Se ligue nos sinais de dependência
— Ansiedade e irritabilidade quando está longe do aparelho.
— Necessidade de aumentar o tempo gasto com o smartphone.
— Tentativas fracassadas de permanecer longe do dispositivo.
— Perda de interesse em outras atividades.
— Prejuízo acadêmico, social ou de saúde.

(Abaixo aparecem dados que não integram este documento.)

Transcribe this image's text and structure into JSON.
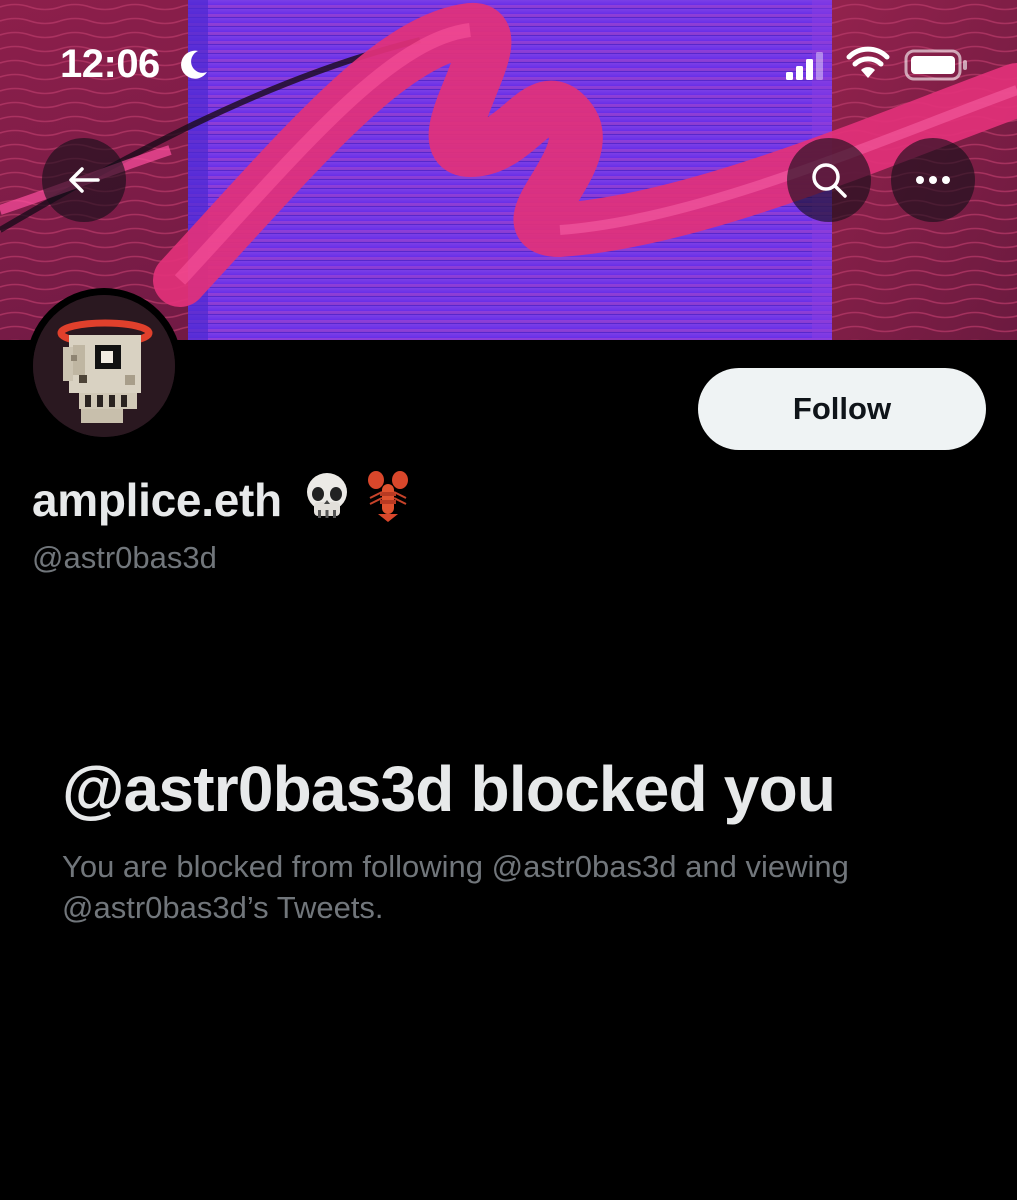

Não vive longe do celular? Talvez seja a hora de procurar ajuda
— O tratamento baseia-se principalmente em psicoterapia.
— O uso de medicamentos pode ser indicado quando a dependência está associada a outros transtornos psiquiátricos (como depressão e ansiedade, por exemplo).
Dicas práticas para evitar o uso exagerado dos smartphones
— Procurar atividades que estimulem convívio social e a saúde, como a prática de esportes.
— Evitar o uso de dispositivos em atividades em que é possível priorizar o convívio com familiares, como encontros e festas.
— Prestar atenção ao surgimento de problemas relacionados ao uso de tecnologias como brigas, isolamento social, desempenho acadêmico abaixo do usual, sintomas de tristeza e ansiedade.
— Perceber que é possível tolerar sentimentos "negativos" (frustração, inveja, solidão) sem necessariamente recorrer ao telefone.